If it's a supernatural ability and you had it in your normal form, you keep it, whether it's a class feature or not. The same goes for spell-like abilities.

The default for [polymorph] spells is that you lose all existing abilities. All of your class features are either extraordinary -- in which case they fall under the 'you keep extraordinary class features' line of polymorph; or not -- in which case they fall under 'you keep supernatural and spell-like abilities of your normal form'.

Either way, you get to retain your class features.

I still believe your still making false assumption that normal form is meant to include class levels and not racial abilities, that aside.

Not all class features are extraordinary, supernatural or spell-like, no where is that said. If its not marked with (Ex), (Su), or (Sp) its not any of those things. And guess what isn't marked as any of those class based spell casting.

lesser_minion
2010-07-06, 12:29 PM
I still believe your still making false assumption that normal form is meant to include class levels and not racial abilities, that aside.

Not all class features are extraordinary, supernatural or spell-like, no where is that said. If its not marked with (Ex), (Su), or (Sp) its not any of those things.
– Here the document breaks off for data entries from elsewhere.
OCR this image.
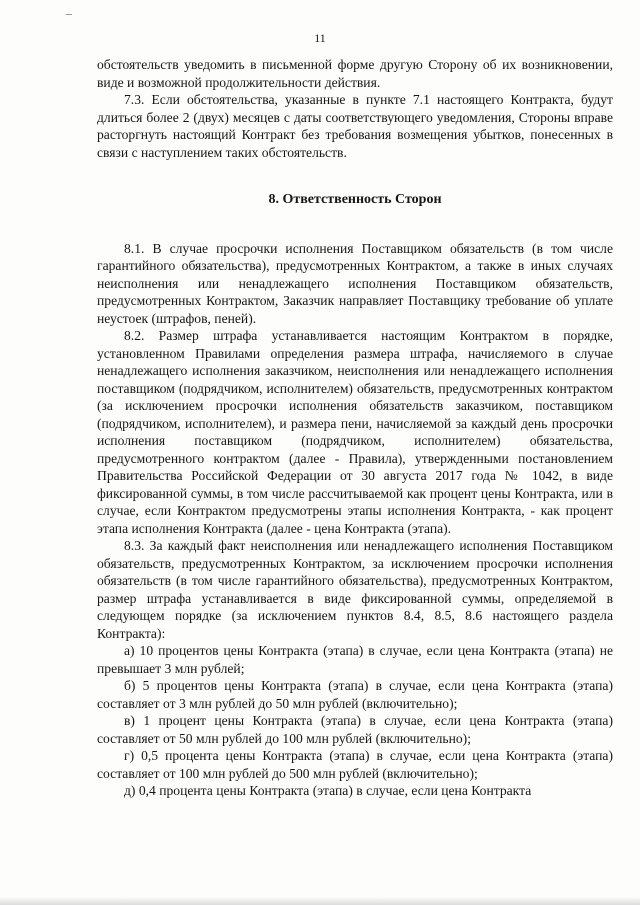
11

обстоятельств уведомить в письменной форме другую Сторону об их возникновении, виде и возможной продолжительности действия.

7.3. Если обстоятельства, указанные в пункте 7.1 настоящего Контракта, будут длиться более 2 (двух) месяцев с даты соответствующего уведомления, Стороны вправе расторгнуть настоящий Контракт без требования возмещения убытков, понесенных в связи с наступлением таких обстоятельств.

8. Ответственность Сторон

8.1. В случае просрочки исполнения Поставщиком обязательств (в том числе гарантийного обязательства), предусмотренных Контрактом, а также в иных случаях неисполнения или ненадлежащего исполнения Поставщиком обязательств, предусмотренных Контрактом, Заказчик направляет Поставщику требование об уплате неустоек (штрафов, пеней).

8.2. Размер штрафа устанавливается настоящим Контрактом в порядке, установленном Правилами определения размера штрафа, начисляемого в случае ненадлежащего исполнения заказчиком, неисполнения или ненадлежащего исполнения поставщиком (подрядчиком, исполнителем) обязательств, предусмотренных контрактом (за исключением просрочки исполнения обязательств заказчиком, поставщиком (подрядчиком, исполнителем), и размера пени, начисляемой за каждый день просрочки исполнения поставщиком (подрядчиком, исполнителем) обязательства, предусмотренного контрактом (далее - Правила), утвержденными постановлением Правительства Российской Федерации от 30 августа 2017 года № 1042, в виде фиксированной суммы, в том числе рассчитываемой как процент цены Контракта, или в случае, если Контрактом предусмотрены этапы исполнения Контракта, - как процент этапа исполнения Контракта (далее - цена Контракта (этапа).

8.3. За каждый факт неисполнения или ненадлежащего исполнения Поставщиком обязательств, предусмотренных Контрактом, за исключением просрочки исполнения обязательств (в том числе гарантийного обязательства), предусмотренных Контрактом, размер штрафа устанавливается в виде фиксированной суммы, определяемой в следующем порядке (за исключением пунктов 8.4, 8.5, 8.6 настоящего раздела Контракта):

а) 10 процентов цены Контракта (этапа) в случае, если цена Контракта (этапа) не превышает 3 млн рублей;

б) 5 процентов цены Контракта (этапа) в случае, если цена Контракта (этапа) составляет от 3 млн рублей до 50 млн рублей (включительно);

в) 1 процент цены Контракта (этапа) в случае, если цена Контракта (этапа) составляет от 50 млн рублей до 100 млн рублей (включительно);

г) 0,5 процента цены Контракта (этапа) в случае, если цена Контракта (этапа) составляет от 100 млн рублей до 500 млн рублей (включительно);

д) 0,4 процента цены Контракта (этапа) в случае, если цена Контракта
And guess what isn't marked as any of those class based spell casting.

I'm pretty sure most people consider spellcasting to be spell-like, since spell like abilities follow all of the rules for spellcasting except where otherwise stated.

That aside, most polymorphs remove spellcasting because you don't have hands any more.

Surgo
2010-07-06, 01:30 PM
To get back on topic, I was also interested in creating a better system. And like you, I wanted it based on CR because that is the best judge of a monster's power.
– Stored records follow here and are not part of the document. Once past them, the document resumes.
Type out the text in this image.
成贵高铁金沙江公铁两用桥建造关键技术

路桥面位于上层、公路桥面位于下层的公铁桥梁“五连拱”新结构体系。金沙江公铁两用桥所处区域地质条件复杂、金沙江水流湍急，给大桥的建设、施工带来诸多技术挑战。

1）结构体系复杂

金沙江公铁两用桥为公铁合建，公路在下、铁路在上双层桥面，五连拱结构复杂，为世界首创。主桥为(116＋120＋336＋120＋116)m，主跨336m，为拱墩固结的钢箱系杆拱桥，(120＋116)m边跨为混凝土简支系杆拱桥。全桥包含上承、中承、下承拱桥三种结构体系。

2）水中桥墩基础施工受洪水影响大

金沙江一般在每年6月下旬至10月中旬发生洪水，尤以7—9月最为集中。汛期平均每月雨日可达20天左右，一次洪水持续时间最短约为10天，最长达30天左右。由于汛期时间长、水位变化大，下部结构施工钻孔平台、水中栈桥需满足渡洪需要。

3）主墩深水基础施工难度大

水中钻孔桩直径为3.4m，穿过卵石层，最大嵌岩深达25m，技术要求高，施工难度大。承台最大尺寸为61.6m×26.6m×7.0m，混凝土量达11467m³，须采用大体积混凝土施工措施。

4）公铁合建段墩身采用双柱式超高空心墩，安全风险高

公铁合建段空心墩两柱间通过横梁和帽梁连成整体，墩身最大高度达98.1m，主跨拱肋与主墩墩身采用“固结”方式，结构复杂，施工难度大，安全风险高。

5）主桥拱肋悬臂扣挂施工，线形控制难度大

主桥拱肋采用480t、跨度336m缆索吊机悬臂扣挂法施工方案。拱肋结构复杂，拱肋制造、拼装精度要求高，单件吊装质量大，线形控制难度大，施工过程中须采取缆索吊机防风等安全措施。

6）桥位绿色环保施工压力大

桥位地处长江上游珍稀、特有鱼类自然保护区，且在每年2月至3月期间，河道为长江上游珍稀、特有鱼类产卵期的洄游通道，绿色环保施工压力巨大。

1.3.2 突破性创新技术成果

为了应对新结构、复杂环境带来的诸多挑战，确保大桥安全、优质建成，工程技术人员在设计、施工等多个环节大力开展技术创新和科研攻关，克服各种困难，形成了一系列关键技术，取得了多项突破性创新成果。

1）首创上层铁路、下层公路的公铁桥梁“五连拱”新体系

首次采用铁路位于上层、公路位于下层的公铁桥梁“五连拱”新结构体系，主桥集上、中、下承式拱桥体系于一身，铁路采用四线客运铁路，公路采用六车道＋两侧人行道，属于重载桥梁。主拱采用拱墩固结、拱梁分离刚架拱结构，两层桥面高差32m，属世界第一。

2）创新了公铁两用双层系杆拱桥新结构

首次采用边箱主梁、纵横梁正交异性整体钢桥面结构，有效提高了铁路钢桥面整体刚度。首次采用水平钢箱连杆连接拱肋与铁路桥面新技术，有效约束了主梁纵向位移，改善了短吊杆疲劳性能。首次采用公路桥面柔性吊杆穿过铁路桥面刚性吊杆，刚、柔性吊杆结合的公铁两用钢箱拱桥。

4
The problem I came up with was coming up with a clean mathematical formula that worked at every level and didn't require any math higher than doubling or addition/subtraction.

My first idea was CR <= (spell level * 2 - 4). This seems okay at the higher end of things, but doesn't really work out well with Summon Monster 1 (how do you use this at level 1? not that anyone uses summon monster as written at level 1, but...), or really Summon Monster 2 either.

That was actually my only idea. I'm not sure if there's a way to do it that works at every level, and I'm not willing to make it work at the high at expense of the low.